I've attended a Four Square Church for many years. They teach that spiritual gifts are very much alive and practice them. Assemblies of God does as well and others. I do not speak in tongues. I had a girlfriend who led me to the Lord who did. I didn't understand what she was saying, nor did she. It is a prayer language and edifying to you only unless someone in your congregation has the gift of interpretation of tongues. It is a deep prayer in which the Holy Spirit is in communion with you, but is a foreign language to others. It sometimes makes others uncomfortable. Imagine sitting thriugh a Chinese sermon, what will you get out if it?
Can you interpret what you are saying? Because if you can, or find some else who can, then it can be beneficial to others if what you are saying is edifying or possibly prophetic.
I have often had others pray for me in tongues and I didn't understand, nor did anyone interpret so it wasn't edifying for me at the moment. Spiritually prayers are always beneficial, but usually it is more for your edification. (Read 1 Cor. 12)

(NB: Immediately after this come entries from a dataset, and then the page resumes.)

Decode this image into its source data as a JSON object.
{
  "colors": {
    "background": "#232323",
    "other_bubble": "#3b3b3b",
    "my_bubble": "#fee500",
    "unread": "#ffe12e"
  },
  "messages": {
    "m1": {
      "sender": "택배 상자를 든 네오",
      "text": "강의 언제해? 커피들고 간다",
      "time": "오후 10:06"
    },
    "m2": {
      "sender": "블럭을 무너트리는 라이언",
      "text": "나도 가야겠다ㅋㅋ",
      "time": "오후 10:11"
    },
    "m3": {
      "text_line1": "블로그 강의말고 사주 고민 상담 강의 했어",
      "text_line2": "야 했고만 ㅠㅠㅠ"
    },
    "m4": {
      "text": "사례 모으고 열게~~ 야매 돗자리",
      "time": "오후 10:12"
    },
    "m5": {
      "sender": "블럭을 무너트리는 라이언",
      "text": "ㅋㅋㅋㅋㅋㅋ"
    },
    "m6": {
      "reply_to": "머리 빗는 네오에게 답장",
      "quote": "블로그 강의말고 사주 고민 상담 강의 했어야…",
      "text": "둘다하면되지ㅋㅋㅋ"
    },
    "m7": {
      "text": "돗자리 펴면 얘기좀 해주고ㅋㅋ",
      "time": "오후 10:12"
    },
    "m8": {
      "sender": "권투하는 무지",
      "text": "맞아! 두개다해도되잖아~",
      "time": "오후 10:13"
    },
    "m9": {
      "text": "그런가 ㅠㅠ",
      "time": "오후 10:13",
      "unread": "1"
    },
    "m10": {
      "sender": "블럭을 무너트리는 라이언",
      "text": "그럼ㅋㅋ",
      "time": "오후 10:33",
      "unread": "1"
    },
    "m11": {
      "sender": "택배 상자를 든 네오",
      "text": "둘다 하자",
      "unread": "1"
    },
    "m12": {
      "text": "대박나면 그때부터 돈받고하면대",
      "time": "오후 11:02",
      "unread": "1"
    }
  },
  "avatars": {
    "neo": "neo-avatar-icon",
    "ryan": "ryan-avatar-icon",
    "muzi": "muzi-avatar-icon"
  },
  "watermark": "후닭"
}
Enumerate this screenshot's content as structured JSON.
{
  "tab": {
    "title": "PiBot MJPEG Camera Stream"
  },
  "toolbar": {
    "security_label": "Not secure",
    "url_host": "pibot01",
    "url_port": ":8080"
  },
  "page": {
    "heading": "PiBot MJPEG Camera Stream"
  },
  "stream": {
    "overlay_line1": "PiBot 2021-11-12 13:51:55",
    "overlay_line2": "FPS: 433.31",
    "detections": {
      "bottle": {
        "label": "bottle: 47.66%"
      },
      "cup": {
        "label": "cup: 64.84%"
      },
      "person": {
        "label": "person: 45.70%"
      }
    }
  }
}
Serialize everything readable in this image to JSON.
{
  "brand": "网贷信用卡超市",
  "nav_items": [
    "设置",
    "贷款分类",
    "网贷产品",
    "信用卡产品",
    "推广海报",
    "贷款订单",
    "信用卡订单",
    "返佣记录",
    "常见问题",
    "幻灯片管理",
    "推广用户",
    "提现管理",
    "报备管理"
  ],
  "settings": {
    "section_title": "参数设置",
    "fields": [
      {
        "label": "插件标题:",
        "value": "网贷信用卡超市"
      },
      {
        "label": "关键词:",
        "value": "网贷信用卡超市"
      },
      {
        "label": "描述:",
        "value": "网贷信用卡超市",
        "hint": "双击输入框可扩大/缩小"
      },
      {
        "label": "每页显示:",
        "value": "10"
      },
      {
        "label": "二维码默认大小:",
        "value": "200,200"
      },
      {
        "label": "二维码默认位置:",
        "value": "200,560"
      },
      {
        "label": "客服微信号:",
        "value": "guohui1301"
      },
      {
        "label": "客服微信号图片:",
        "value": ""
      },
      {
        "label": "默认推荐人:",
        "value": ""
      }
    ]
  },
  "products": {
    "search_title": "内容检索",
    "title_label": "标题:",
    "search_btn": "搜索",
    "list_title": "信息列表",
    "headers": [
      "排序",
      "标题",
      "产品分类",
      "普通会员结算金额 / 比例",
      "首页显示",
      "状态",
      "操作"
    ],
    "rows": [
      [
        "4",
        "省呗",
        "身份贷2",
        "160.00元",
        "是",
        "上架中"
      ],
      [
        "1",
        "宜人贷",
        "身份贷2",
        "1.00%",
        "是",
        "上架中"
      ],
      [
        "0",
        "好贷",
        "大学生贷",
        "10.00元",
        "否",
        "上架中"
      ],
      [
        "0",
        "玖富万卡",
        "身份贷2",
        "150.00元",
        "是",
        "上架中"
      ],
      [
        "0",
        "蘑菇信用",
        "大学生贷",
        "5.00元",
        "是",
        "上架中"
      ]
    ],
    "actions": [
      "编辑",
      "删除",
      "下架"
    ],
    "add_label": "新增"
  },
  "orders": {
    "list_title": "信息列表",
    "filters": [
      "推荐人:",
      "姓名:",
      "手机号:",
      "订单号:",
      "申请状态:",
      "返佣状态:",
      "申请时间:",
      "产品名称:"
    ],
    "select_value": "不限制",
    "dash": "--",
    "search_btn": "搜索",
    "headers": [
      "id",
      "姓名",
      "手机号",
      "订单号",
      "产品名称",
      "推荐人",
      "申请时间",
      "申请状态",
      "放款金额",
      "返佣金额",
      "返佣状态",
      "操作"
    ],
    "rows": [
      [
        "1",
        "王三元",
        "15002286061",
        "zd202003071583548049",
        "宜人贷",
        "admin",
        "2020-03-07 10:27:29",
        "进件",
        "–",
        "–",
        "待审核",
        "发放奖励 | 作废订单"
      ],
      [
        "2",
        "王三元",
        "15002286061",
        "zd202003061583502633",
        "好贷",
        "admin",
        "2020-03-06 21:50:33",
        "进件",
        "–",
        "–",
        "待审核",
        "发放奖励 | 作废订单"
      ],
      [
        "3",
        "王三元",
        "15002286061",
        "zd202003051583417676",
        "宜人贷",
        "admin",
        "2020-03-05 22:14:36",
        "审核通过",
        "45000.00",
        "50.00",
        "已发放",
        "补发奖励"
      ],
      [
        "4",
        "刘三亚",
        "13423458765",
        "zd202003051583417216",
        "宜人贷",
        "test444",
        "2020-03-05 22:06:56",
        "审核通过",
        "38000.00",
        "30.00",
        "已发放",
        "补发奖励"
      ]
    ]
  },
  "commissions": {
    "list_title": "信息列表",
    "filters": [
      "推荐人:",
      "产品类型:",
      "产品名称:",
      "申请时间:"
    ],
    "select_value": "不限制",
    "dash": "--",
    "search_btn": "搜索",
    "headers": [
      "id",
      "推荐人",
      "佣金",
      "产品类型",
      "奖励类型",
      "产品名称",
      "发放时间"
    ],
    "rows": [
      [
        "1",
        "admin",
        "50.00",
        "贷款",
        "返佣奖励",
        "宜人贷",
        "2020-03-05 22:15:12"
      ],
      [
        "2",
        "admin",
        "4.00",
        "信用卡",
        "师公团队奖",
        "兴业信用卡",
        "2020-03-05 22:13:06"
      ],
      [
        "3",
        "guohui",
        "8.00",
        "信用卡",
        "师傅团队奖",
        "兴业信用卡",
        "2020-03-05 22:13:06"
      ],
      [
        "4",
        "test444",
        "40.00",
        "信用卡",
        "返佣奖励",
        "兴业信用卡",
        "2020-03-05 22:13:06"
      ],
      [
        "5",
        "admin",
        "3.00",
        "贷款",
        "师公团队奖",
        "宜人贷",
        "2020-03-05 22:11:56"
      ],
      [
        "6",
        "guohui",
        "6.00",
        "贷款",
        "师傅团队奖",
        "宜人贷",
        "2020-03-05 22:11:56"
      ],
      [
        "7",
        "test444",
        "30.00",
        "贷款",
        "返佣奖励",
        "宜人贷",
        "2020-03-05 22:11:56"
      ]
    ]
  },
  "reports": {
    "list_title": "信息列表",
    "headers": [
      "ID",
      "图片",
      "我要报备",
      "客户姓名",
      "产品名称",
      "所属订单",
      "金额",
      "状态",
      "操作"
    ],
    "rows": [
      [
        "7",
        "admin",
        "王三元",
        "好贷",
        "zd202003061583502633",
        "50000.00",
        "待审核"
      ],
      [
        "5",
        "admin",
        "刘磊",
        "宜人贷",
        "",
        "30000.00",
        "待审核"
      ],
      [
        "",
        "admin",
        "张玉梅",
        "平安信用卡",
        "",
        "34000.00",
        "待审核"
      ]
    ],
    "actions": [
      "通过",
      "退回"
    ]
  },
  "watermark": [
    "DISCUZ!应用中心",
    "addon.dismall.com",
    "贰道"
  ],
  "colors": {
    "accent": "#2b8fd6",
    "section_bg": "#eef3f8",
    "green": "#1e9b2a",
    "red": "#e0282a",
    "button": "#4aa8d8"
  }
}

That said, when you have a problem with someone, the Bible tells us to confront that person first, if they don't listen, maybe if you shared with others and they support you, have them speak to her and if the problem isn't resolved then speak to an elder, then the Pastor. This youth pastor's wife apparently doesn't interpret tongues, maybe she doesn't speak in tongues either. It could be her insecurity and fear that your gift is real and she has yet to realize hers? We are sinners. People still get envious and jealous.
If none of this works, find another church.